Die Streaming-Lösung bietet bei diesem Datenvolumen leider noch nicht die geforderte Bandbreite. Bis das passiert – und das wird sicherlich noch einige Jahre dauern –, wird die Blu-ray als Tonträger noch einen wichtigen Beitrag leisten. Datenqualität und Datenvolumen müssen hierzu allerdings hervorragend sein und auf eine entsprechende Hardware treffen.
Und damit sind wir bei einem elementaren Thema. Wieder mit Blick auf die Zahlen der GfK kann man ja sagen, dass der Verkauf von hochwertigen Mehrkanalanlagen deutlich einbricht. Wie soll die von Ihnen aufgenommene und angestrebte 3‑D-Klangqualität zu den Hörern kommen?
Das wird natürlich nur funktionieren, wenn es uns gelingt, diese komplexe Technik auf einfachstem Weg zu den Menschen zu bringen. Tatsächlich denke ich eher an 3‑D-fähige Soundbars als an Mehrkanalanlagen mit elf oder mehr Lautsprechern.
Aber ist das nicht ein Widerspruch? Hier die aufwendigste Aufnahmetechnik und dort ein Soundbar, der, weil ja alles in einer vergleichsweise kleinen Box untergebracht sein muss, immer nur ein Kompromiss sein kann?
Da haben Sie recht. Und genau dort sehen wir auch unsere Aufgabe: als Katalysator. Als Labor, das die Kreativen dazu bewegt, neue Lösungen zu entwickeln; Lösungen, die hohe Anspüche mit großer Breitenwirkung in Einklang bringen können. Das ist eine große Herausforderung, aber machbar.
„Moderner 3‑D-Klang ist so viel erlebnisreicher als normales Stereo“
Sie haben jetzt mit diesem Projekt ein Ausrufezeichen gesetzt, aber so etwas verpufft ja auch schnell. Gibt es Folgeprojekte?

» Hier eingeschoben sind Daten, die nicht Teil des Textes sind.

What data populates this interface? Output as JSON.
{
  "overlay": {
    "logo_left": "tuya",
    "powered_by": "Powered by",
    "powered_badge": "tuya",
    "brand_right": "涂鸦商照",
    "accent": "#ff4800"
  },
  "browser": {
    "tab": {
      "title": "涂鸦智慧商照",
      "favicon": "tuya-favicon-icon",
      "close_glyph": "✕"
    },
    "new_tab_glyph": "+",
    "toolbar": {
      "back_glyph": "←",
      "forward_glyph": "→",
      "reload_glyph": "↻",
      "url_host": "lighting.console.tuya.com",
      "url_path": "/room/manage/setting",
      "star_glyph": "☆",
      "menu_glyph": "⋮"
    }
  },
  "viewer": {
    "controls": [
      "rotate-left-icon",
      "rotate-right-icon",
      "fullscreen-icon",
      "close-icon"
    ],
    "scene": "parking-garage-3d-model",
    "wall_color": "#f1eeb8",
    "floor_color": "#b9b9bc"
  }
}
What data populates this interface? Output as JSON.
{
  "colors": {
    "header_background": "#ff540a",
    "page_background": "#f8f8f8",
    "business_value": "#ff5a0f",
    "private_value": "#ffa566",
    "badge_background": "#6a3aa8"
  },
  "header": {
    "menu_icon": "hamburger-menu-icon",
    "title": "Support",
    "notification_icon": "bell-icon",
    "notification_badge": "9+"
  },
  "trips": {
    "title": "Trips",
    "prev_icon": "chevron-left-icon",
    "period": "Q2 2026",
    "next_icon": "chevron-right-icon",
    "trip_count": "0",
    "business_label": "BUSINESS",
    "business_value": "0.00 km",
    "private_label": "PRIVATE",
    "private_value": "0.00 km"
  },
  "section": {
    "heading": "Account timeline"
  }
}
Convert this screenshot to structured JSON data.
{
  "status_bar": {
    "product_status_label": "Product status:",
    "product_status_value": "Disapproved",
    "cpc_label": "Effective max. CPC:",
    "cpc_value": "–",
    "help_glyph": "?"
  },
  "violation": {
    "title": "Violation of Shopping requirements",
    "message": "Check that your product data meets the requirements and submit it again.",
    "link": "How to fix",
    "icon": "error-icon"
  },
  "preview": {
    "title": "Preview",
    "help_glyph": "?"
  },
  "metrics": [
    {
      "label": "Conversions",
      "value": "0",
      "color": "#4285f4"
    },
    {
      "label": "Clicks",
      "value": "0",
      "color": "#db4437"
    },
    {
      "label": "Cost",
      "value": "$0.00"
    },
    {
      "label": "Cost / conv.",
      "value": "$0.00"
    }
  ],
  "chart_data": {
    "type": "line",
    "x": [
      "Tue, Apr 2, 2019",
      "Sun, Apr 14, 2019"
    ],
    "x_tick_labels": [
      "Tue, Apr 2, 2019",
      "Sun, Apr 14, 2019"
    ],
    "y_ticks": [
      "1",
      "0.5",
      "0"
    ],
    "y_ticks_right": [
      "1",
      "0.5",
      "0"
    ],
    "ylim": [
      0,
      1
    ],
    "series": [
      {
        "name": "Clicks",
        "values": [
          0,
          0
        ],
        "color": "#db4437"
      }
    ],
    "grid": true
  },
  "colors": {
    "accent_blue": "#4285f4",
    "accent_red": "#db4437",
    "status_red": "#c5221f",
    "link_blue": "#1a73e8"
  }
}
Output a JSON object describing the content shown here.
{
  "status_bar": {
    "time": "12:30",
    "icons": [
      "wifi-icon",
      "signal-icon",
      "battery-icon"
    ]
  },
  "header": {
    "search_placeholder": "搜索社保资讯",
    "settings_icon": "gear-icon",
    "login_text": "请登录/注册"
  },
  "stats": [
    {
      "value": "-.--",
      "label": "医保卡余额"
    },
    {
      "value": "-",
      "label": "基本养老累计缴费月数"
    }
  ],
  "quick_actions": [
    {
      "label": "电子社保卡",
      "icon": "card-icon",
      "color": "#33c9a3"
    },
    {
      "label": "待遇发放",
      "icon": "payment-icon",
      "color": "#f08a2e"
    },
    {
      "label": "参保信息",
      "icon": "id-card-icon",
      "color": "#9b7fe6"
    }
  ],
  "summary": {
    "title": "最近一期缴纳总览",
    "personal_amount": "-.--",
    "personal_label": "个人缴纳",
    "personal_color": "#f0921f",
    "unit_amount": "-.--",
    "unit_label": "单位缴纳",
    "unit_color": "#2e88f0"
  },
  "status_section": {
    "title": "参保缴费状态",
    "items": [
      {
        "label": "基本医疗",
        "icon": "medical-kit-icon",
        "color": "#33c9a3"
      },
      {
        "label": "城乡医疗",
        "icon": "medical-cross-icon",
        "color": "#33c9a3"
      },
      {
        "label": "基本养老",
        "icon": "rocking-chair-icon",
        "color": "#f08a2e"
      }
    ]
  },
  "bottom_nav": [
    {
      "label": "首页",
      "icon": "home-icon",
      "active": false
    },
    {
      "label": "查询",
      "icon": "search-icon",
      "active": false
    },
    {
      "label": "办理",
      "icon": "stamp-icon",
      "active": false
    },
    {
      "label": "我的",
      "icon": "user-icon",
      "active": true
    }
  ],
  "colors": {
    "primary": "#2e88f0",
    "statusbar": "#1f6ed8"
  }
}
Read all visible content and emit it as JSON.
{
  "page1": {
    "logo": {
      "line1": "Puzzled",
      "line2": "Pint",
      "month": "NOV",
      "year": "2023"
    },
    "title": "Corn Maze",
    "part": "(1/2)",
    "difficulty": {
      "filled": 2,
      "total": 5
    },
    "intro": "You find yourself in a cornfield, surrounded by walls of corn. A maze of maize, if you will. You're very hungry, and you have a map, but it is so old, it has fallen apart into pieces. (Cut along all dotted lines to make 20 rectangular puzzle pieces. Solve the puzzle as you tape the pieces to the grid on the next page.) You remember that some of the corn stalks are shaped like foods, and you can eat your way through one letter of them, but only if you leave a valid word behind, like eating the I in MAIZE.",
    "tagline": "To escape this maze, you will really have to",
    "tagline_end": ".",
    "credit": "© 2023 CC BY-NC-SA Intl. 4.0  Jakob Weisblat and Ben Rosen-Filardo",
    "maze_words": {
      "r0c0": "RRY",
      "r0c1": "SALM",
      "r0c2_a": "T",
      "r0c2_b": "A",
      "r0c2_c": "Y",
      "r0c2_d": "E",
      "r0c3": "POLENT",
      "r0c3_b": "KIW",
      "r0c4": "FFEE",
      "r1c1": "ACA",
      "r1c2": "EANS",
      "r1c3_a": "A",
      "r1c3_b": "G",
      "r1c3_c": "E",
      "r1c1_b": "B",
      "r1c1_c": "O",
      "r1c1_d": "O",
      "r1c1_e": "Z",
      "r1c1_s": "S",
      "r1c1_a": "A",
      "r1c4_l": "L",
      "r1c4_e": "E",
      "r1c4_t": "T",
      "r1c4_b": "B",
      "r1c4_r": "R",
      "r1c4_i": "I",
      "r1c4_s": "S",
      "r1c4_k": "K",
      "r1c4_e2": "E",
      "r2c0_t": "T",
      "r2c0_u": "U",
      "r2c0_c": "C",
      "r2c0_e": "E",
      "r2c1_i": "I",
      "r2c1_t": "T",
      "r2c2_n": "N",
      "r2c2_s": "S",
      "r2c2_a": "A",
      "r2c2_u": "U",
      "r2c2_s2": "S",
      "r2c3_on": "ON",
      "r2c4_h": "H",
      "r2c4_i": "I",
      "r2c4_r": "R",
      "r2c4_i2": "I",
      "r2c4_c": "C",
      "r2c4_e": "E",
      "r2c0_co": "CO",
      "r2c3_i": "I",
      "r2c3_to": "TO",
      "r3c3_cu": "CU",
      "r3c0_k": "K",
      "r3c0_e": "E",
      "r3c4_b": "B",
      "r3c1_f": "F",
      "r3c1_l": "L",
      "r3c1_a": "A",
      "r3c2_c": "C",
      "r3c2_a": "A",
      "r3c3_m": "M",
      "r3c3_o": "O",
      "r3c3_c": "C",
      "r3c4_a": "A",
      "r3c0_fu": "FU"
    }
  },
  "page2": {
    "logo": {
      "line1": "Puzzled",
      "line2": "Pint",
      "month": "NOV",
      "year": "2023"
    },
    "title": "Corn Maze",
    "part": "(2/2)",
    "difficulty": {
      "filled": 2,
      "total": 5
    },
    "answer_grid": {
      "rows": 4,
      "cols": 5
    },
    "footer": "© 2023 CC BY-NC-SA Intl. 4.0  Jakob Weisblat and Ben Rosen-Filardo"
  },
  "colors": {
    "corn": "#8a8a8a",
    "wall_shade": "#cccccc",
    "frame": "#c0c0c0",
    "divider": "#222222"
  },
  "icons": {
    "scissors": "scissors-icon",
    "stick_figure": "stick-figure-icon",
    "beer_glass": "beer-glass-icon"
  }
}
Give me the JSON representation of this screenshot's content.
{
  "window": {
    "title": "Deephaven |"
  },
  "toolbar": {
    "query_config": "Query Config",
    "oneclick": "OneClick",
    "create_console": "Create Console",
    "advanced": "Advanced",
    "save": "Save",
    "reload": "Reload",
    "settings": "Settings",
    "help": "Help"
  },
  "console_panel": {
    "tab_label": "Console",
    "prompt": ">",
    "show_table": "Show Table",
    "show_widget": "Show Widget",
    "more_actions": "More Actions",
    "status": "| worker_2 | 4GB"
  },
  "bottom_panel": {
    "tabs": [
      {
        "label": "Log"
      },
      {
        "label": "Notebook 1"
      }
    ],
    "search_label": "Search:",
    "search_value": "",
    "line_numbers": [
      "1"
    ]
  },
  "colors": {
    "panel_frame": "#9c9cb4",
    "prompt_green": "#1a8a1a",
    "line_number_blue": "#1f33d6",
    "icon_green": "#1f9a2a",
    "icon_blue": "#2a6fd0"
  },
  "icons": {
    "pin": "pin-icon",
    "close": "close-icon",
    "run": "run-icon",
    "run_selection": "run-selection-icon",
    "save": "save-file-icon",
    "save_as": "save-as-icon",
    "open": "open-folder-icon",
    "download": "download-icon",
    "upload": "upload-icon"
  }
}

Natürlich. Das Wesen von Siemens Art Program ist immer auf Nachhaltigkeit ausgerichtet. Das heißt: Wir werden die nächste Zeit nutzen, um auf die Möglichkeiten dieser Technik hinzuweisen. Gleichzeitig aber sind auch die nächsten Projekte schon in Planung. Wir denken über ein symphonisches Werk nach, aber auch darüber, wie man das Verfahren zu Bildungszwecken nutzen kann. Es ist ja beispielsweise sehr viel einfacher, Schülern zu zeigen, wie ein Orchester aufgebaut ist, wenn man die künstlerischen Informationen mit präzisen audio-visuellen Eindrücken unterstützt.
Das Problem ist ja immer, die Leute von Neuem zu überzeugen. Wie wollen Sie dieses Thema angehen?
Im Grunde ist es ganz einfach: Bei unseren Vorführungen haben wir lediglich zwischen der Stereo- und der Immersive-Variante umgeschaltet. Da gab es bei den Zuhörern kaum noch Fragen, weil moderner 3‑D-Klang so viel erlebnisreicher ist als normales Stereo.
Das Projekt
Auf Initiative des Siemens Arts Program hat die Orchesterakademie des Bayerischen Staatsorchesters die Rokoko-Variationen von Pjotr Iljitsch Tschaikowski und das Cellokonzert von Friedrich Gulda eingespielt.
Die Aufnahmen entstanden unter der Leitung von Stephan Frucht unter anderem im Siemens Auditorium in München und der Bayerischen Staatsoper. Den Spezialisten des Immersive Audio Networks (IAN) gelang in den 3‑D-Klangverfahren Dolby Atmos und Auro-3D ein sehr lebendiges, räumlich glaubhaftes Gesamtwerk.
Das Projekt endet aber nicht beim beeindruckenden 3‑D-Klang der Blu-ray. Da das Orchester die Stücke in sogenannten Bewegungsanzügen aufgenommen hat und die Aufnahme auch noch visualisiert wurde, kann man bei Siemens oder an vorbereiteten Demo-Ständen sie auch interaktiv erleben. Mit Tablet, Kopfhörer und entsprechendem Programm kann sich der Zuhörer/Zuschauer also direkt in das animierte Orchester begeben, neben jedes einzelne Instrument. Der Blick verändert sich, aber auch der Klang. Gut vorstellbar, dass die Menschen künftig mit genau dieser individuellen Herangehensweise audio-visuell und interaktiv Musik hören wollen.